Back to social anxiety, how does it work?
It starts with memory. In the very moment you perceive that the anxiety is triggered, you are actually (even out of awareness) recalling previous negative experiences.
At this very moment, these memories activate old feelings that you felt back in time – such as fear – and your body starts reacting accordingly (with sweat, localised pain, irregular breathing, accelerated heart beat and suchlike).
That’s it! The “What if?” questioning begins to overwhelm your thoughts. “What if I start stuttering? What if everybody notices that I’m insecure? What if they think that I’m making no sense?”
Many of these thoughts may not even reach your awareness and actually happen irrationally and out of your control.
What’s happening now is that you are being anxious about your anxiety. You are there, in front of people staring at you. They all have poker faces waiting for you to say something and all you can think of is that your body and your thoughts are out of control.
To make it worse, you don’t even really know why you are anxious – because rationally you know it’s all in your mind, that most people around you won’t even notice what’s happening inside you.
Some techniques for when social anxiety strikes
Although it’s always advisable to seek the advice of a mental health professional if you suspect your anxiety goes beyond a tolerable level, there are some techniques to regain your balance when experiencing anxiety in social situations.
› Breathe and talk slowly
You need to consciously slow down and reduce your breathing, try to take deeper breaths.

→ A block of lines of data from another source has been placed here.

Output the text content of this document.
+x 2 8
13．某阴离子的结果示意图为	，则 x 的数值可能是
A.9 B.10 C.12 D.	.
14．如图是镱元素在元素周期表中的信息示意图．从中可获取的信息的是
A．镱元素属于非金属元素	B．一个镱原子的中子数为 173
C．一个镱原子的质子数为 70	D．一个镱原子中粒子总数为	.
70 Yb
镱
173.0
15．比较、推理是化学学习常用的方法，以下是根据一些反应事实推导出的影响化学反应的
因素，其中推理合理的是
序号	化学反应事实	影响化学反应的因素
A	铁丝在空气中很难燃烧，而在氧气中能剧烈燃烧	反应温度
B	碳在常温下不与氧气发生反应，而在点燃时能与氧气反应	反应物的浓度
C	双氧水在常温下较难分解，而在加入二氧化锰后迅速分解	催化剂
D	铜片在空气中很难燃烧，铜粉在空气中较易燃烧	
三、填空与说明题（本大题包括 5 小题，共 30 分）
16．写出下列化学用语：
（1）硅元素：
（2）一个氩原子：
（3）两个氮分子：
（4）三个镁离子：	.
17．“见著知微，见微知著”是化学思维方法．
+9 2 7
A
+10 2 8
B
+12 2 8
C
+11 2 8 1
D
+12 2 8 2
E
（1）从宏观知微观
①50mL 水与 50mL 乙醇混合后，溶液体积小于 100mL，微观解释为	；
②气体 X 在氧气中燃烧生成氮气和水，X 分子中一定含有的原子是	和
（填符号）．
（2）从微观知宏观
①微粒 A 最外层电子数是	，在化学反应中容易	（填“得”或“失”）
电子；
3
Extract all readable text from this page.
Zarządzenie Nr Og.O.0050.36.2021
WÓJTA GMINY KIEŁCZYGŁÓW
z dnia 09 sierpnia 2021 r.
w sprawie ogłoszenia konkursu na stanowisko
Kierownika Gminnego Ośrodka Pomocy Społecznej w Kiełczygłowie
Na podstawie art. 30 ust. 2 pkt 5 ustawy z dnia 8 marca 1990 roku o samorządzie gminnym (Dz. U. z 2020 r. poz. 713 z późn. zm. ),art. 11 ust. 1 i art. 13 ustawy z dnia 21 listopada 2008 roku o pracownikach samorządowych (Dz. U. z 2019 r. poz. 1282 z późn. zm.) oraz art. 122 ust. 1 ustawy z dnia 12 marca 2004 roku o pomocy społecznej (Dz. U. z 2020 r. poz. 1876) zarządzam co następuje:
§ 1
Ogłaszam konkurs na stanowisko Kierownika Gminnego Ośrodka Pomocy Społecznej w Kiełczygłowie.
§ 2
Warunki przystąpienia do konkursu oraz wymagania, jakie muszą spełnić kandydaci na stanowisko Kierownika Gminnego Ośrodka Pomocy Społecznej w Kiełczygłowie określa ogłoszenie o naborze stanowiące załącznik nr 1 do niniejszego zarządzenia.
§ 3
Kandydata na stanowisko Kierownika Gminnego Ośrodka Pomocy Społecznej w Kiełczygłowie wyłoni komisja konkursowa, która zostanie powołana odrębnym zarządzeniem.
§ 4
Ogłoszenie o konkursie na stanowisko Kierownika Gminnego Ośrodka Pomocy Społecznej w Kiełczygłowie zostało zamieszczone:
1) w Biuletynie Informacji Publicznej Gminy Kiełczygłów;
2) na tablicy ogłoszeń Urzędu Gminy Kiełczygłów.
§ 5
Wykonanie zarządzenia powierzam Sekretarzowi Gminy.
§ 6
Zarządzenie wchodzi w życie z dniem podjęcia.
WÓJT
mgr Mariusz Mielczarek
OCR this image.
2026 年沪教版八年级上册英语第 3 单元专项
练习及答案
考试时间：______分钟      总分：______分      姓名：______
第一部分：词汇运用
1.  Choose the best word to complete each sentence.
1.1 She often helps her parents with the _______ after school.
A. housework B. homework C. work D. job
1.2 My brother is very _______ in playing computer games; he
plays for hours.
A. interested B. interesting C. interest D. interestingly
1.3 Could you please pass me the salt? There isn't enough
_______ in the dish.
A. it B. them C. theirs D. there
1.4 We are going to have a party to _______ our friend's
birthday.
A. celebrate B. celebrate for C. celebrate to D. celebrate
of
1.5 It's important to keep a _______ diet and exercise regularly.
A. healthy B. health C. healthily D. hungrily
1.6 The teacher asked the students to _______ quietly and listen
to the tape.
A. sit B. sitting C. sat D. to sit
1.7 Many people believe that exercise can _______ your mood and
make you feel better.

› Focus on the here-and-now
You are focusing too much on how you feel, your worries about what could happen or how you might come across. Train your attention and focus, for example on something, even an object in the room, that has no emotional value.
› Find a mantra
Make up an empowering motto for yourself and repeat it in your mind like a mantra. It will make you feel better. For example, “My anxiety does not control me. I control it!”
Working towards a lasting change
In the long run, you should take some time to understand what your emotions are trying to tell you. Your emotions are the mirror of your needs.
Therefore if you feel anxious, there is probably a need that you are not fulfilling. Try to keep a question checklist:
› Is there a realistic reason to believe something is wrong?
› What is the evidence that something is wrong?
› Is there a chance that you are blowing this out of proportion?
Above all, increase your tolerance to uncertainties. Trying to increase certainty decreases tolerance of uncertainty and only serves to increase worry. Increasing your tolerance to uncertainty, on the other hand, will help to decrease your worries.
First, you will need to identify your personal reactions to uncertainty. Make a list and then choose to perform certain actions that will help you to gradually increase your tolerance of uncertainty.
This is called exposure to uncertainty. One last tip: begin with actions that are not too difficult for you to perform.
You can overcome anxiety
Whether you find a solution by yourself, or you seek the assistance of a health professional, you can definitely lessen your anxiety. However it will take time and effort.
Most important is that you recognise that you have a problem and are prepared to do something about it. Once you have acknowledged these factors then you have already made the first step in working through your anxiety.